Es una percepción que toma más fuerza cada día que pasa, y que está generando una sensación de malestar que comienza a trasladarse a la calle.
El jueves, un grupo de universitarios que se manifestaron recientemente ante la embajada de Cuba en Venezuela, amenazó con ir al hospital de Caracas donde supuestamente está internado Chávez, para exigirle que aparezca.
“Así como exigimos que volviera a Venezuela, hoy exigimos que salga y dé la cara [y] si en las próximas horas no lo hace, el movimiento estudiantil se dirigirá al Hospital Militar para saber claramente si se encuentra bien y en capacidad de gobernar”, dijo en rueda de prensa Gabriela Arellano, una dirigente estudiantil.
“Hoy estamos haciendo una exigencia al gobierno: que muestre al presidente Chávez, que le diga al país en qué situación se encuentra.
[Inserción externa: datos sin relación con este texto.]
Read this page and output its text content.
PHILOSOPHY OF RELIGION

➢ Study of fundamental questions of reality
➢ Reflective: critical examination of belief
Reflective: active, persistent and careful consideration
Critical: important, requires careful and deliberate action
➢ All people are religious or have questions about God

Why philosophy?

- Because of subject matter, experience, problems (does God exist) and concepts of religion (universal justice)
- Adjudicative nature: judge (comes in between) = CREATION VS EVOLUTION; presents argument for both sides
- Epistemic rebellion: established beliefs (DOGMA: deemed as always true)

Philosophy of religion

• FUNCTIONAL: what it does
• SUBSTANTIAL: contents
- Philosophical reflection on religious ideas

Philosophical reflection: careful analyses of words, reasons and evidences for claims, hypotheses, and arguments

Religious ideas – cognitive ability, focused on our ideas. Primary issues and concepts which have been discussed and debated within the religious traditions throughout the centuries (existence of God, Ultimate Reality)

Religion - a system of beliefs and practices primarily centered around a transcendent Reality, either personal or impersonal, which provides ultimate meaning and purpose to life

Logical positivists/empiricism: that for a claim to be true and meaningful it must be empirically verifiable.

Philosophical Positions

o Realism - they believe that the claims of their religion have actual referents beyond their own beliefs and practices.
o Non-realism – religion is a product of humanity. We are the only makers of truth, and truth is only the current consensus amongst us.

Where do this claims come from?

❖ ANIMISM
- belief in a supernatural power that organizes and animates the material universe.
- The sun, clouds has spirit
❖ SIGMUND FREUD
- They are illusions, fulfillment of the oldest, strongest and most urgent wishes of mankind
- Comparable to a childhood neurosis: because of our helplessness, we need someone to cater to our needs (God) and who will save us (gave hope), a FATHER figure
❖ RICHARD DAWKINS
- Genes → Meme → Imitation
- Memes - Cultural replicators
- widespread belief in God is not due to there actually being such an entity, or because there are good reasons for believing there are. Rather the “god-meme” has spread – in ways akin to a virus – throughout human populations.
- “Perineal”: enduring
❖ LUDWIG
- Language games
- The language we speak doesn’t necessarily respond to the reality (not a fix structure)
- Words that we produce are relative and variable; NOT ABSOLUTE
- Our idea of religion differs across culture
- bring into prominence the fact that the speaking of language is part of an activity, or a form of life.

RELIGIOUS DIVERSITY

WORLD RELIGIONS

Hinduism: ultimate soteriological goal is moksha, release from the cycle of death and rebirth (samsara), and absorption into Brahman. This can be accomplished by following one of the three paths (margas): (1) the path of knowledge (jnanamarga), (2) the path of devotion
Necesitamos saber si tiene o no las condiciones físicas necesarias para asumir las funciones presidenciales”, insistió el dirigente estudiantil José Vicente García.
Para los estudiantes, Maduro, y el presidente de la Asamblea Nacional, Diosdado Cabello, “quieren quedarse” con el gobierno.
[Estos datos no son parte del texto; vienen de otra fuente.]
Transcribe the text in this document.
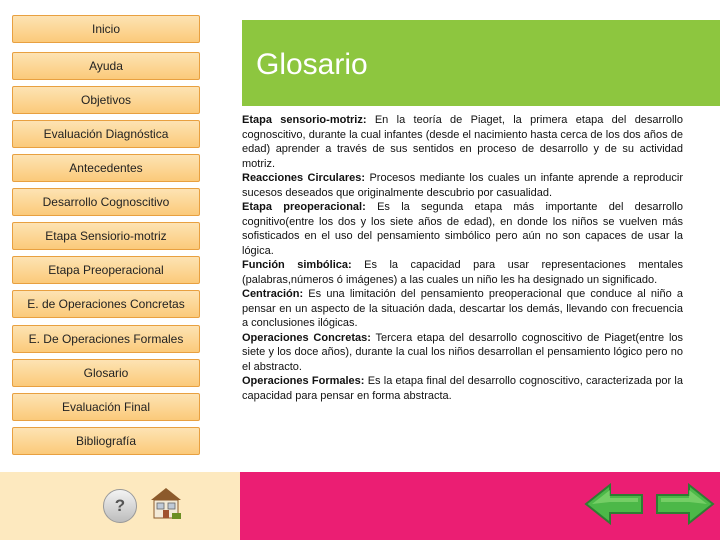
Inicio
Ayuda
Objetivos
Evaluación Diagnóstica
Antecedentes
Desarrollo Cognoscitivo
Etapa Sensiorio-motriz
Etapa Preoperacional
E. de Operaciones Concretas
E. De Operaciones Formales
Glosario
Evaluación Final
Bibliografía
Glosario

Etapa sensorio-motriz: En la teoría de Piaget, la primera etapa del desarrollo cognoscitivo, durante la cual infantes (desde el nacimiento hasta cerca de los dos años de edad) aprender a través de sus sentidos en proceso de desarrollo y de su actividad motriz.

Reacciones Circulares: Procesos mediante los cuales un infante aprende a reproducir sucesos deseados que originalmente descubrio por casualidad.

Etapa preoperacional: Es la segunda etapa más importante del desarrollo cognitivo(entre los dos y los siete años de edad), en donde los niños se vuelven más sofisticados en el uso del pensamiento simbólico pero aún no son capaces de usar la lógica.

Función simbólica: Es la capacidad para usar representaciones mentales (palabras,números ó imágenes) a las cuales un niño les ha designado un significado.

Centración: Es una limitación del pensamiento preoperacional que conduce al niño a pensar en un aspecto de la situación dada, descartar los demás, llevando con frecuencia a conclusiones ilógicas.

Operaciones Concretas: Tercera etapa del desarrollo cognoscitivo de Piaget(entre los siete y los doce años), durante la cual los niños desarrollan el pensamiento lógico pero no el abstracto.

Operaciones Formales: Es la etapa final del desarrollo cognoscitivo, caracterizada por la capacidad para pensar en forma abstracta.

?
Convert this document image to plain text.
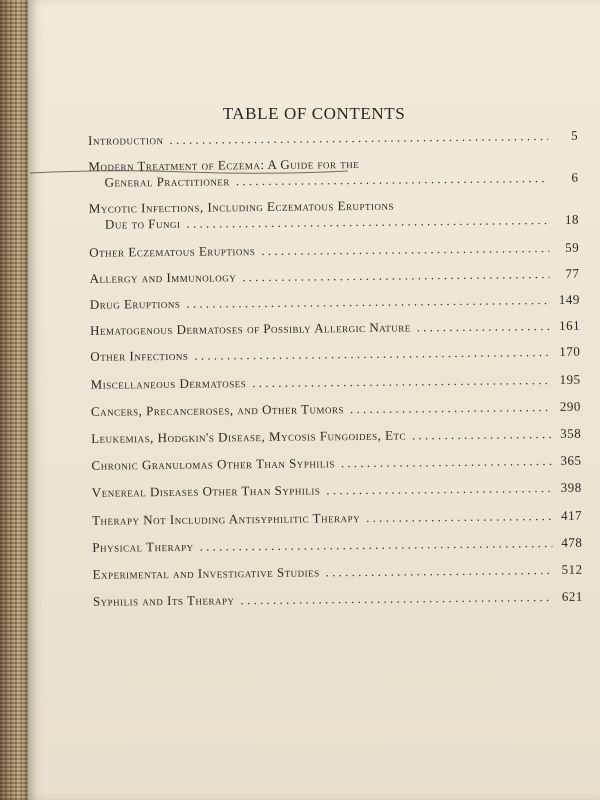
TABLE OF CONTENTS
Introduction . . .	5
Modern Treatment of Eczema: A Guide for the
General Practitioner . . .	6
Mycotic Infections, Including Eczematous Eruptions
Due to Fungi . . .	18
Other Eczematous Eruptions . . .	59
Allergy and Immunology . . .	77
Drug Eruptions . . .	149
Hematogenous Dermatoses of Possibly Allergic Nature . . .	161
Other Infections . . .	170
Miscellaneous Dermatoses . . .	195
Cancers, Precanceroses, and Other Tumors . . .	290
Leukemias, Hodgkin's Disease, Mycosis Fungoides, Etc . . .	358
Chronic Granulomas Other Than Syphilis . . .	365
Venereal Diseases Other Than Syphilis . . .	398
Therapy Not Including Antisyphilitic Therapy . . .	417
Physical Therapy . . .	478
Experimental and Investigative Studies . . .	512
Syphilis and Its Therapy . . .	621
Los jóvenes habían protagonizado la semana pasada una manifestación similar frente a la embajada cubana para exigir que el mandatario retornara al país, cuando llevaba cerca de 70 días en la isla y en medio de acusaciones de que las decisiones del gobierno venezolano estaban siendo tomadas por el régimen de Raúl Castro.
Chávez, quien padece de un cáncer cuya gravedad es desconocida por los venezolanos, habría retornado el fin de semana, según el anuncio oficial, pero nadie lo vio llegar.
El anuncio del regreso se hizo horas después de que el gobierno divulgara unas fotos del mandatario acompañado por sus hijas, como una especie de prueba de que aún continuaba vivo.
Pero la fe de vida suministrada no fue lo suficientemente contundente como para apaciguar las dudas sobre las condiciones físicas del mandatario, dijo Jesús Seguías, presidente de la encuestadora DatinCorp.
(...) La fotografía, que para empezar carecía de la fuerza de un video, mostraba a Chávez con sus dos hijas en una habitación normal, que dejaba entrever que el mandatario ya no se encontraba en terapia intensiva.
“Pero de pronto, a los pocos días de esas fotografías, viene de gallos y de media noche, escondido, y nadie sabe, y nadie lo ha visto, no hay ninguna evidencia, entonces resulta que genera un manto de dudas”, expresó Seguías.
(...)“Este es el continuismo de una política de incertidumbre y de misterio. En este caso, Chávez llega a Venezuela y continúa sin verse. Desde el punto de vista estratégico para la revolución, es el esquema de incertidumbre y de ansiedad al que se sigue jugando para crear en torno a él, un personaje mitológico y de expectativas latentes”, dijo (l analista Orlando Viera-Blanco).
“Pero desde el punto institucional, es una situación absolutamente inaceptable. Es una burla a la credibilidad de la buena fe de los venezolanos y es un proceso que está convirtiendo a Venezuela [país que antes de la revolución contaba con un largo legado democrático de instituciones sólidas] en una república bananera y habanera”, expresó.